“Our heart goes out to all the families and friends of all those involved in this terrible incident,” Ahmed Adel, EgyptAir’s vice president told CNN nearly 12 hours after the airline’s flight MS 804 was reported as missing at dawn on Thursday, flying from Paris to Cairo.
“We confirmed that the wreckage has been found and the search and rescue teams are in the recovery process,” Adel added.
EgyptAir received an official letter from the Ministry of Foreign Affairs confirming that the aeroplane’s wreckage was found near Karpathos, Greece, the airline said in a press release. Before that, the company had denied emerging reports that debris was found by Greek authorities.
This comes as Egyptian Civil Aviation Minister Sherif Fathy had earlier refused to use the term “crash”, stating in an afternoon press conference that “until wreckage is found, we will refer to this as a ‘missing’ aircraft”. Fathy had urged reporters not to jump to conclusions regarding the details of the incident.
Refusing to confirm the crash, he still did not rule out the possibility of a terrorist act, suggesting it would be a more reasonable scenario than a technical failure.
EgyptAir said it had informed the families of the victims, conveying “their deepest sorrow to the families and friends of the passengers onboard flight MS 804”. The company has issued several press releases to keep up with developments but made no mention of a crash prior to the latest announcement.

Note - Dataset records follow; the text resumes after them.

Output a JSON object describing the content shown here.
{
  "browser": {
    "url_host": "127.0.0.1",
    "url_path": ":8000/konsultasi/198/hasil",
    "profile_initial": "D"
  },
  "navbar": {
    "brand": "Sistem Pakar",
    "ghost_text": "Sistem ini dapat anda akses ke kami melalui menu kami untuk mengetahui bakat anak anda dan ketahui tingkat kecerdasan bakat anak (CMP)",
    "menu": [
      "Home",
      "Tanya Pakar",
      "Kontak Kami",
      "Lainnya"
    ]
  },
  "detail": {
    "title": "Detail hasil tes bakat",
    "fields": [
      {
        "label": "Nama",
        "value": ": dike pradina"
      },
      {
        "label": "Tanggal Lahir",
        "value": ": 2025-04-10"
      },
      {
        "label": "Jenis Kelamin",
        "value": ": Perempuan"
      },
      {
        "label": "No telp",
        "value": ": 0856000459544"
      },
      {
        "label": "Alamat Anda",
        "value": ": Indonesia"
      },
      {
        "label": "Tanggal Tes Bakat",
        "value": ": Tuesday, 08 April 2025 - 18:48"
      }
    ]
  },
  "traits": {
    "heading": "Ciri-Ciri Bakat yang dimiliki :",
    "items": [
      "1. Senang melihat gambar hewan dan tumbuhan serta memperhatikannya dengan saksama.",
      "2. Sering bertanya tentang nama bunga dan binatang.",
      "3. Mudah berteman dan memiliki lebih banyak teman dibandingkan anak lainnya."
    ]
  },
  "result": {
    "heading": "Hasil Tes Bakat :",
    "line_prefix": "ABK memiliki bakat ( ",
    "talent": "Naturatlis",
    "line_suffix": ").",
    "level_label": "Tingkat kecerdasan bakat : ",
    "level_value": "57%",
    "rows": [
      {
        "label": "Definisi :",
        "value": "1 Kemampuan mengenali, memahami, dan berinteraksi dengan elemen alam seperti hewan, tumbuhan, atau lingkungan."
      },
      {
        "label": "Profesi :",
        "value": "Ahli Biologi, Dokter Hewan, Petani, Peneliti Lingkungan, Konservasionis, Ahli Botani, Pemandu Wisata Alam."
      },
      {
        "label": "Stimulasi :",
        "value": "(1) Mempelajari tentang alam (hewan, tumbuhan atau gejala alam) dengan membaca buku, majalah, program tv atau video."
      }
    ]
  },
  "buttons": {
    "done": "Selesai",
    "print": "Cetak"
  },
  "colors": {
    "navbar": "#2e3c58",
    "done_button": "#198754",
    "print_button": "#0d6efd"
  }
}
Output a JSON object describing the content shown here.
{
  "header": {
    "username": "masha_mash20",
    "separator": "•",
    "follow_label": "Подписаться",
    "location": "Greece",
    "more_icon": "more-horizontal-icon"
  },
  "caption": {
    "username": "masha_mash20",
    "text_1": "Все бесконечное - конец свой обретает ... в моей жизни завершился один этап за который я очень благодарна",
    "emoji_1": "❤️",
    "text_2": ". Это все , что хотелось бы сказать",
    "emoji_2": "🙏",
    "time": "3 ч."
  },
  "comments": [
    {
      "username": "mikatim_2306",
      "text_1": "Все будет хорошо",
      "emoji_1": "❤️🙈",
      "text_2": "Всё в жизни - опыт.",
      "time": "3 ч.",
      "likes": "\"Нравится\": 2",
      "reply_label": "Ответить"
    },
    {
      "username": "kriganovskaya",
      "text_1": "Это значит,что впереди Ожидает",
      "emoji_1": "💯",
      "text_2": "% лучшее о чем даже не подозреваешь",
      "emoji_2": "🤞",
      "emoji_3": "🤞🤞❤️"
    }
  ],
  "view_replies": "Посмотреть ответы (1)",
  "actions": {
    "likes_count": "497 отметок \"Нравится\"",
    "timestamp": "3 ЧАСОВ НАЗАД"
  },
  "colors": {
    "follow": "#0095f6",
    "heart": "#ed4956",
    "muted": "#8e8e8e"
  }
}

Although the office of President Abdel Fattah Al-Sisi issued a statement conveying its solidarity along with Italian prime minister Matteo Renzi with regards to the aircraft disaster, it did not issue its own condolences despite an emergency meeting between Al-Sisi and the National Security Council on Thursday morning.
According to the Egyptian military spokesperson, search efforts are assisted by Greece, France, the UK, Cyprus and Italy.